The insurers that have submitted substantive responses include ACE USA, Philadelphia; Aetna Inc., Hartford; American International Group Inc., New York; Manhattan Life Insurance Company, New York; New York Life Insurance Company, New York; Penn Mutual Life Insurance Company, Philadelphia; Providence Washington Insurance Companies, Providence, R.I.; and Royal & Sun Alliance Insurance Group P.L.C., London.

? ACE, a successor company to Aetna Fire, found a copy of a slave policy written in Mississippi in 1855 by Aetna Life, after Aetna Fire separated from Aetna Life. The policy covered a laborer named Peter.

? Aetna found seven policies that covered a total of 16 lives and a ledger book that gave some more names. For the most part, it found that it had no record of the surnames of the insured slaves.

? AIG could not find any records about slave policies its own subsidiaries had issue, but it found a magazine article that contained a replica of a $550 policy issued to a slaveholder for a slave named Charles. The policy was issued by U.S. Life Insurance Company, New York, an AIG subsidiary licensed to do business in California.

? Manhattan Life found a copy of a 1961 speech stating that it had issued an 1854 group slave life policy providing up to $84,000 in coverage for a cargo of 720 "Chinese coolies"
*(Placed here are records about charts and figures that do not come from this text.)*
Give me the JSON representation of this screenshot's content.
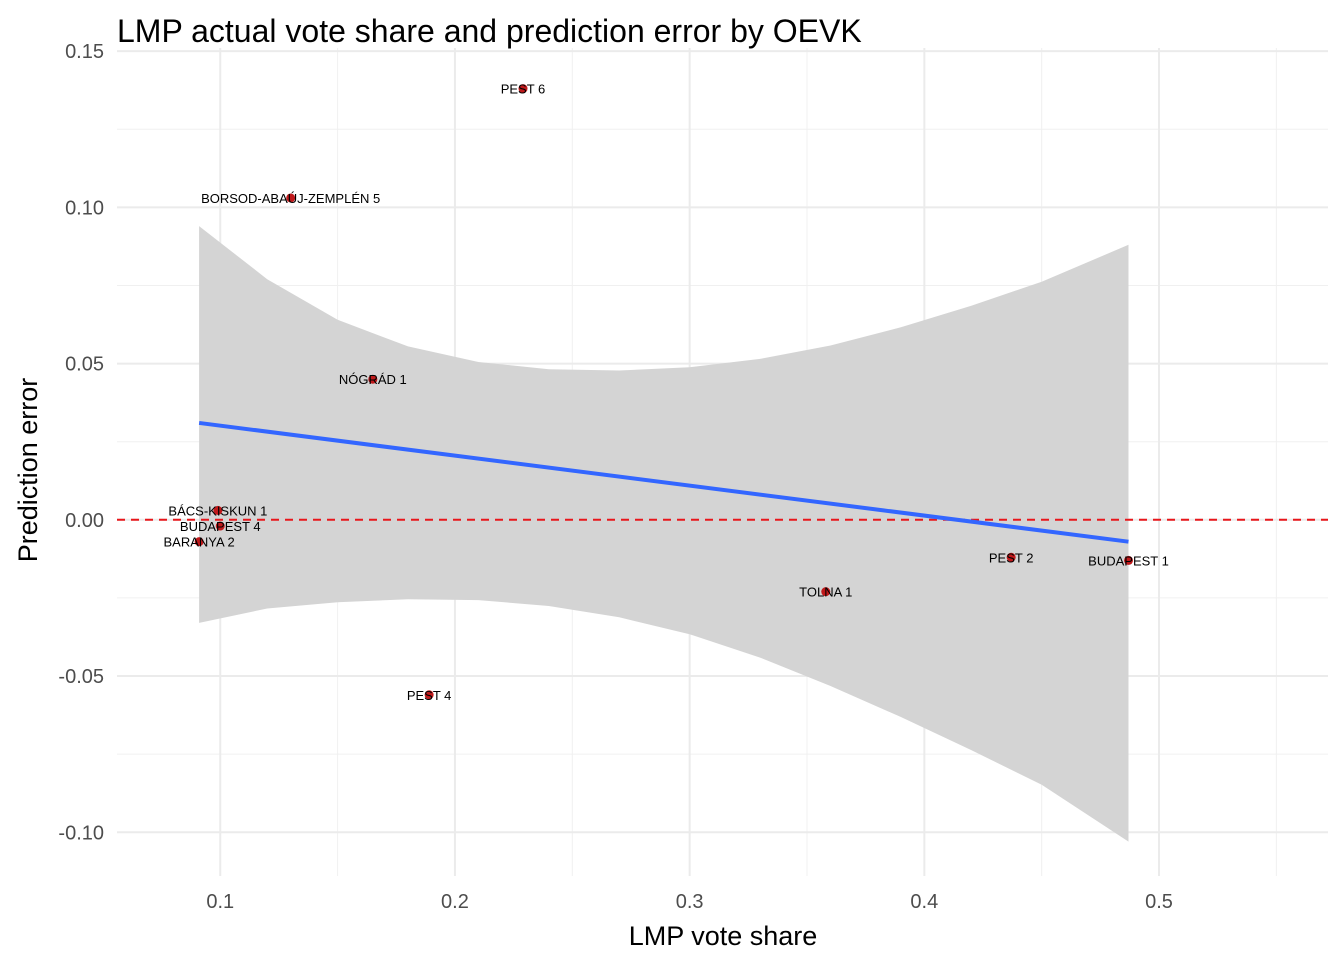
{
  "chart_data": {
    "type": "scatter",
    "title": "LMP actual vote share and prediction error by OEVK",
    "xlabel": "LMP vote share",
    "ylabel": "Prediction error",
    "xlim": [
      0.056,
      0.572
    ],
    "ylim": [
      -0.114,
      0.151
    ],
    "x_ticks": [
      0.1,
      0.2,
      0.3,
      0.4,
      0.5
    ],
    "x_tick_labels": [
      "0.1",
      "0.2",
      "0.3",
      "0.4",
      "0.5"
    ],
    "y_ticks": [
      -0.1,
      -0.05,
      0.0,
      0.05,
      0.1,
      0.15
    ],
    "y_tick_labels": [
      "-0.10",
      "-0.05",
      "0.00",
      "0.05",
      "0.10",
      "0.15"
    ],
    "grid": true,
    "reference_line": {
      "y": 0,
      "style": "dashed",
      "color": "#e8161b"
    },
    "points": [
      {
        "label": "PEST 6",
        "x": 0.229,
        "y": 0.138
      },
      {
        "label": "BORSOD-ABAÚJ-ZEMPLÉN 5",
        "x": 0.13,
        "y": 0.103
      },
      {
        "label": "NÓGRÁD 1",
        "x": 0.165,
        "y": 0.045
      },
      {
        "label": "BÁCS-KISKUN 1",
        "x": 0.099,
        "y": 0.003
      },
      {
        "label": "BUDAPEST 4",
        "x": 0.1,
        "y": -0.002
      },
      {
        "label": "BARANYA 2",
        "x": 0.091,
        "y": -0.007
      },
      {
        "label": "PEST 2",
        "x": 0.437,
        "y": -0.012
      },
      {
        "label": "BUDAPEST 1",
        "x": 0.487,
        "y": -0.013
      },
      {
        "label": "TOLNA 1",
        "x": 0.358,
        "y": -0.023
      },
      {
        "label": "PEST 4",
        "x": 0.189,
        "y": -0.056
      }
    ],
    "trend_line": {
      "x": [
        0.091,
        0.487
      ],
      "y": [
        0.031,
        -0.007
      ],
      "color": "#3366ff"
    },
    "confidence_band": {
      "color": "#d4d4d4",
      "x": [
        0.091,
        0.12,
        0.15,
        0.18,
        0.21,
        0.24,
        0.27,
        0.3,
        0.33,
        0.36,
        0.39,
        0.42,
        0.45,
        0.487
      ],
      "upper": [
        0.094,
        0.077,
        0.064,
        0.0555,
        0.0505,
        0.0482,
        0.0478,
        0.0488,
        0.0515,
        0.0558,
        0.0616,
        0.0685,
        0.0762,
        0.088
      ],
      "lower": [
        -0.033,
        -0.0284,
        -0.0264,
        -0.0254,
        -0.0257,
        -0.0276,
        -0.0312,
        -0.0366,
        -0.0441,
        -0.0532,
        -0.0631,
        -0.0737,
        -0.0848,
        -0.103
      ]
    },
    "point_color": "#c0191b"
  }
}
? New York Life says it found records for a predecessor company, Nautilus Insurance Company, that sold slaveholder life policies from 1845 to 1848. The company located 339 slaveholder life policies, mostly with a death benefit of less than $500 per life covered.

? Penn Mutual says that it wrote no slaveholder life policies, but that it found vague written information about two slaveholder life policies written by other companies.

? Providence Washington says it might have insured slaves before 1799, but that its subscribers voted in 1799 to prohibit the company from selling slaveholder life insurance.

? Royal & Sun says a predecessor company, London Assurance, might have provided slave trader policies in the early 1700s. Conventional marine policies written during the era required that the purchasers of coverage had to warrant that they would take on all losses and damages arising from "death and insurrection of Negroes."

In the United Kingdom, Parliament banned slave traders that killed slaves or threw them overboard from collecting on slaveholder life insurance policies, Royal & Sun says.

In 1806 and 1811, Parliament passed acts abolishing the slave trade that also prohibited the insurance of slaves and slave ships, Royal & Sun says.